Geneviève MOREL, psychanalyste, docteur en psychologie clinique et psychopathologie, auteure, entre autres, de Clinique
du suicide (sous la dir. de, Erès, 2002 et 2010)
Au moment de la grande dépression de 1929, Freud notait que « La grande majorité des hommes ne travaille que par nécessité, et les problèmes sociaux les plus difficiles proviennent de cette
aversion naturelle des hommes pour le travail » (Le malaise dans la civilisation, ch.2). La nécessité est pour Lacan une caractéristique du symptôme — ce qu’est devenu le travail pour nombre
d’analysants qui en parlent à longueur de séance. Ils ne témoignent cependant de nulle aversion mais plutôt d’une aspiration angoissée à bien faire leur travail, au-delà de tout motif rationnel
comme la peur d’être « viré » en cette période de crise. Ils en sont même si tourmentés que l’on peut se demander si « Aime ton travail comme toi même ! » n’est pas un commandement du surmoi
culturel de notre époque. Nous étudierons cliniquement les formes prises par cette idéologie du travail bien fait dans une société qui ne protège plus guère de diverses formes de précarité.

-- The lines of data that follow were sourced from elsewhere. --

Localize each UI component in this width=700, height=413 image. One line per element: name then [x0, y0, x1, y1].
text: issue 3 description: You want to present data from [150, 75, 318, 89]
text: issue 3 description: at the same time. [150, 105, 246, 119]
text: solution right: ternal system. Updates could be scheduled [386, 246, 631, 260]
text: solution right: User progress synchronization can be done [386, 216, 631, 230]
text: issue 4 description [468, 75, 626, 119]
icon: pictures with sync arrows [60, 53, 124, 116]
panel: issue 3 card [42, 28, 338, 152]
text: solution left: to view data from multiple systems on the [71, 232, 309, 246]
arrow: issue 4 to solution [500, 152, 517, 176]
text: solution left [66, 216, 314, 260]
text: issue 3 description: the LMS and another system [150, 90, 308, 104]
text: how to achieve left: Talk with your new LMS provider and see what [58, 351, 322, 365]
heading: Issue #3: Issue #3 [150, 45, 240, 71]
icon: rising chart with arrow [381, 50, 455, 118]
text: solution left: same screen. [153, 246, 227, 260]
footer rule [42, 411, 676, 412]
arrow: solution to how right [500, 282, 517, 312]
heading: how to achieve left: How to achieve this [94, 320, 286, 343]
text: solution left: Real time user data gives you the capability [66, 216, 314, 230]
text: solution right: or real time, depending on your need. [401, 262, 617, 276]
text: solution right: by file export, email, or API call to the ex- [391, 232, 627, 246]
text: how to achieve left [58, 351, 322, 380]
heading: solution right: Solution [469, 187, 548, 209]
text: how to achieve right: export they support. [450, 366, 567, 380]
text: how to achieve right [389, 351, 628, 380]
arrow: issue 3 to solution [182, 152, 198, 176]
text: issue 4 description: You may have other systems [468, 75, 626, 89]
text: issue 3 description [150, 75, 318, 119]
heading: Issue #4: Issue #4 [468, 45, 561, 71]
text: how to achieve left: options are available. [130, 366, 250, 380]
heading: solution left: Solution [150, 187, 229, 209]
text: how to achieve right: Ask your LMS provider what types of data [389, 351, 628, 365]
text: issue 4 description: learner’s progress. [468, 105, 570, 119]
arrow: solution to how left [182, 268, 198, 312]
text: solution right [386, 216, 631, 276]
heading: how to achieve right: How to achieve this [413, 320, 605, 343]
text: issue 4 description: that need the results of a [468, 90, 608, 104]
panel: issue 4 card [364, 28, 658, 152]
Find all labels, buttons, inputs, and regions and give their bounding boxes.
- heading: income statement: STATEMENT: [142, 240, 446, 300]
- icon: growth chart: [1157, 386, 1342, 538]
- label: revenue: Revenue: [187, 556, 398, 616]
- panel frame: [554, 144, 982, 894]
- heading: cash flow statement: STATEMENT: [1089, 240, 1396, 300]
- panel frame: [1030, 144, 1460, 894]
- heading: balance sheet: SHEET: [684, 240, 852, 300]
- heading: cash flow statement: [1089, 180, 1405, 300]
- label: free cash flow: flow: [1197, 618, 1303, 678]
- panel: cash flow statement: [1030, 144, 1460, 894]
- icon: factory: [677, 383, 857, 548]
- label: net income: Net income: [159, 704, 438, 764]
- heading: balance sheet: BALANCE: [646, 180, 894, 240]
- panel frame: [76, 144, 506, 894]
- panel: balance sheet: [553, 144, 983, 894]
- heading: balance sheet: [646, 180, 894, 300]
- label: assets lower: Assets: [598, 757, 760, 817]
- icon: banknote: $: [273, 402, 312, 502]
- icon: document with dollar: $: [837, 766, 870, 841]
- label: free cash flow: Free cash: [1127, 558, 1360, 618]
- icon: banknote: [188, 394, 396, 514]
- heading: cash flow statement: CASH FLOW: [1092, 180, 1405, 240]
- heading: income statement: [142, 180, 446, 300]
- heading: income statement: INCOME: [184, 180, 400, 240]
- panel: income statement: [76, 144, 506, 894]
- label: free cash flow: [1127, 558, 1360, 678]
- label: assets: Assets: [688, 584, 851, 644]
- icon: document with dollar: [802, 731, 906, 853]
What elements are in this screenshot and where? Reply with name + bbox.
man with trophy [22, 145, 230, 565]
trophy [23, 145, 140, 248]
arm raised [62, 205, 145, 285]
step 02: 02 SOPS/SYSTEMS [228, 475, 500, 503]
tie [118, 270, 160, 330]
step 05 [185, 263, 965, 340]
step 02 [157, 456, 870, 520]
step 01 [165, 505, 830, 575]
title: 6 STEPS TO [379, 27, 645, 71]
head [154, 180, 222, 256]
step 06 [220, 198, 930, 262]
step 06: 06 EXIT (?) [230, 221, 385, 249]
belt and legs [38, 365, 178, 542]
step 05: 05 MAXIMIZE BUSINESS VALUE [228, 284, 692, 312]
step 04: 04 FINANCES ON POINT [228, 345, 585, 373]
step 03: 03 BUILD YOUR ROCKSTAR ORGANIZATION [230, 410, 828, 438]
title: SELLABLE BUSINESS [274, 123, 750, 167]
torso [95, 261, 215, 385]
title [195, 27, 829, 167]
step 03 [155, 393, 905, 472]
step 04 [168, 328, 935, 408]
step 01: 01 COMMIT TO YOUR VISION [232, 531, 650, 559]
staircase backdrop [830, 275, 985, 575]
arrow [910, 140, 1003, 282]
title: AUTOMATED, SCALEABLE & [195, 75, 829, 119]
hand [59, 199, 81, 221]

Suicide au travail : organisation du travail et responsabilité
Rachel SAADA, avocate, spécialiste de droit social, défend les familles de salariés qui se sont suicidés
Argument à préciser
11 h – 11 h 15 Pause café
11 h 15 – 12 h 45
Présidente de séance : Chantal DALMAS, psychiatre et membre de l'Aleph
« Pèse-moi ! » ou : de l’étrange désir d’être évalué
Bénédicte VIDAILLET, maître de conférences à l’Université de Lille 1, auteure de Les ravages de l’envie au travail
(2007, Prix du livre RH Science Po/Le Monde)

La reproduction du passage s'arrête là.